Böyle dergiler de olsa ya. Bu şehirden giderseniz bu bu bu, şu şu şu var diyen.
Çünkü belli bir yerden sonra insan, tamamen kendimden bahsediyorum, time out falan değil, düpedüz sign out istiyor. Peki insan, kendisini koşullu seven bu şehri koşulsuz severken, onu nasıl terk edebilir?
İstanbul’u havasından, karasından ya da suyundan terk eder etmez, hayat spaya girmiş gibi olur. Bir tatlı filmin jeneriği akar. Aslında herkesi, en başta da kendimizi seviyor oluruz. Her şey yoluna girecek gibi, gerekli yerlere doğru yollanır. Hem artık İstanbul’da olmadığımıza göre, bunlar bizi pek ilgilendirmez. Başka bir şehrin kartpostalını kaldığımız sayfaya koyar, artık olayları okumayı bırakırız. Artık hasta olmaz, terk edilmez ve kötü tek bir söz söylemeyiz. Umudumuzu da kırıp içmez, ağzımızda uzun uzun emeriz. İşte bu kadar soyut oluruz. Somut olan bize iyi gelmemiştir.
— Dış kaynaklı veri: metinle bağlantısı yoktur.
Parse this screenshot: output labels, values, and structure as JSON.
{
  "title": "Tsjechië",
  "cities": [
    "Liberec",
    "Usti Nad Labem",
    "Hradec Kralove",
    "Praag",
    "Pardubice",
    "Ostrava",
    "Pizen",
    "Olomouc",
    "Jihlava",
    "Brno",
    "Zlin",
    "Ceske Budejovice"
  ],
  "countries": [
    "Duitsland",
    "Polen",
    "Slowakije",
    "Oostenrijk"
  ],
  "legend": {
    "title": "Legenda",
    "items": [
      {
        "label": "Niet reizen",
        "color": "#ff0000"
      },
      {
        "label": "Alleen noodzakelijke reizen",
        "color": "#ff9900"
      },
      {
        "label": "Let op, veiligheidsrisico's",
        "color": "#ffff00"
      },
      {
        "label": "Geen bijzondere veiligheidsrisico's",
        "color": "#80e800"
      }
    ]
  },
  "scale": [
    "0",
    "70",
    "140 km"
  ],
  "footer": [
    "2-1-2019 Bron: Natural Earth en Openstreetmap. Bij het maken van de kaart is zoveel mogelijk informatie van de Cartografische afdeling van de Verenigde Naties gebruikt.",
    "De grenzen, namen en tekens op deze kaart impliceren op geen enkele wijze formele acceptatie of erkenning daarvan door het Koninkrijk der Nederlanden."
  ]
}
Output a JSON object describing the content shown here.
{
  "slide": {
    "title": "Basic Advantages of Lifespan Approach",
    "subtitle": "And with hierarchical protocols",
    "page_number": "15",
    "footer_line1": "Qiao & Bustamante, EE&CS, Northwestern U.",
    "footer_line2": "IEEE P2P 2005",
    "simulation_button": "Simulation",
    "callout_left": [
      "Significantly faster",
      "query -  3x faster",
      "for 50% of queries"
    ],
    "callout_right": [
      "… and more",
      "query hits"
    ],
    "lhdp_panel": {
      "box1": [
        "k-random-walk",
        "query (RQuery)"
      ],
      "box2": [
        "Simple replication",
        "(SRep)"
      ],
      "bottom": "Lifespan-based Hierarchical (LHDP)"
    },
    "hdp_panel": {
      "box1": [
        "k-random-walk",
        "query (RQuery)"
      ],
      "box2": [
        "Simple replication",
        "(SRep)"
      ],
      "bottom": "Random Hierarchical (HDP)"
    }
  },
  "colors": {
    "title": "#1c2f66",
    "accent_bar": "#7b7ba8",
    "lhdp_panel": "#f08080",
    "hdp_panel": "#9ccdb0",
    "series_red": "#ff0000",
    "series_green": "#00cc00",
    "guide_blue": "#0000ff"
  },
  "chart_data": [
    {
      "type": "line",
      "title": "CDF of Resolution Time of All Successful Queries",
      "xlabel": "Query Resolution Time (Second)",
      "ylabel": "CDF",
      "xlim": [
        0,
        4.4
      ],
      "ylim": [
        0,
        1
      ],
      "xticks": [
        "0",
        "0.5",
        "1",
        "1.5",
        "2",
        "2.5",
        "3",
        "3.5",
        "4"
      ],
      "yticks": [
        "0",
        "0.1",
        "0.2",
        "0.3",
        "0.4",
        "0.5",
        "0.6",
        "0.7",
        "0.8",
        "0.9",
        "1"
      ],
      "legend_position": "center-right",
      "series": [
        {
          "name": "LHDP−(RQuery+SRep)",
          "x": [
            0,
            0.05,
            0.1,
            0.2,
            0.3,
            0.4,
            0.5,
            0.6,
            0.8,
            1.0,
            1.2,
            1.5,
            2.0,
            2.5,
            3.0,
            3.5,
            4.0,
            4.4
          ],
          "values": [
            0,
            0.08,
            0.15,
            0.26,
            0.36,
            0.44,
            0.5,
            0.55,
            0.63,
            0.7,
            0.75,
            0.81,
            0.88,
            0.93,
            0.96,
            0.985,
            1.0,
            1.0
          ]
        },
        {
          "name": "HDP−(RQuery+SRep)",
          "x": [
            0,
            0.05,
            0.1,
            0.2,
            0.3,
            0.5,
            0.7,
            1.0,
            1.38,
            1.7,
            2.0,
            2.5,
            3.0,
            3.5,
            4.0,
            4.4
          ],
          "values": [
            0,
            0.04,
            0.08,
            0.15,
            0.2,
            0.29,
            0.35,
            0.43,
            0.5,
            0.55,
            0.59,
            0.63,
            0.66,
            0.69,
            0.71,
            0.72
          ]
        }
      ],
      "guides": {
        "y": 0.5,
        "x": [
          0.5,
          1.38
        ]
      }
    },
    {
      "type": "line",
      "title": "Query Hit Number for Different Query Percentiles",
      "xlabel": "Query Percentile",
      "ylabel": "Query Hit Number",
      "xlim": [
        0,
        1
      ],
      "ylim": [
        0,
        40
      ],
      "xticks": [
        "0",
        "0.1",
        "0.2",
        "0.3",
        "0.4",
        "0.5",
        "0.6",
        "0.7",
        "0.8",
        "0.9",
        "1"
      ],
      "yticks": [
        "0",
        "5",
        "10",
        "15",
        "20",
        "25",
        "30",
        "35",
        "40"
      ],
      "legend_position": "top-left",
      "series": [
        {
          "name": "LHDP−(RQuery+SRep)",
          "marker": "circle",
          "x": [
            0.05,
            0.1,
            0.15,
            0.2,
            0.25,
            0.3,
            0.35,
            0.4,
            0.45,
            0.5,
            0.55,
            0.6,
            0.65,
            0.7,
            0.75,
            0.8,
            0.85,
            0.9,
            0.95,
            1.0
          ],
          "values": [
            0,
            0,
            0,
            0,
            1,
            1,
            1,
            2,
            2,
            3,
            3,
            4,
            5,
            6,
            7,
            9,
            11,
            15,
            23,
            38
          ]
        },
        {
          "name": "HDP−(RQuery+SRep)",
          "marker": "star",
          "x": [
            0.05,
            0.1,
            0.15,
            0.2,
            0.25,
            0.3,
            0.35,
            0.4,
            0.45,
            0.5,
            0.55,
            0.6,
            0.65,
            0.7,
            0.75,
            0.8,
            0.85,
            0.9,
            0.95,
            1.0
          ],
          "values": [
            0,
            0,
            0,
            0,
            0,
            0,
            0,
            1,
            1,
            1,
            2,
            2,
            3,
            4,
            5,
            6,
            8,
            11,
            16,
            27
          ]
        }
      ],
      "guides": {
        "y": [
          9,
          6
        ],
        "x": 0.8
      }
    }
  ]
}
İstanbul’un insanı hipermetrop yaptığı olur. İnsan yakınını, yakın zamanını ve hatta yakınlarını göremez. Uzakta bir yere odaklanır ve gider. Halbuki İstanbul dışı hep miyop. Gelecek bir anda flu. Yanımdakiler bana yeter. Ellerimi ayaklarımı göreyim yeter.
Yürüyen kaldırımlarına binmiş akan insanlar, bir an durup nereye gittiklerini sormazlar. Çoktan kalkmış gitmiş uçaklarına, umutsuzca yolculuk ederler. Ellerinde ağır bavullar taşır ve kimseyle konuşmazlar. Bu kadar renkli bir şehirde, o kadar yönden esen rüzgar arasında, her şeyden bıkmayı becerirler. Burası İstanbul, yolu yokuş. Muş.
Bu yüzden ben, sürekli İstanbul’a geri giden ayağıma çelmeyi takıp, dışında kalmayı becermek istiyorum bazen. Belki de sırf ona geri dönen olmak için. Öyle bir aşk-nefret ilişkisininerkek kısmı olduğumdan. İstanbul’un kadın olduğundan şüphesi olan var mı?...
Bir soğuk duşa girer gibi altında durup ürpermeden önce, kendimi güneşe yatırıp biraz, kurutmak istiyorum nemlileri. Güneye gidiyorum anlayacağınız...
Elektrik süpürgesi kablosu misali içine çekene kadar beni İstanbul, i sign out.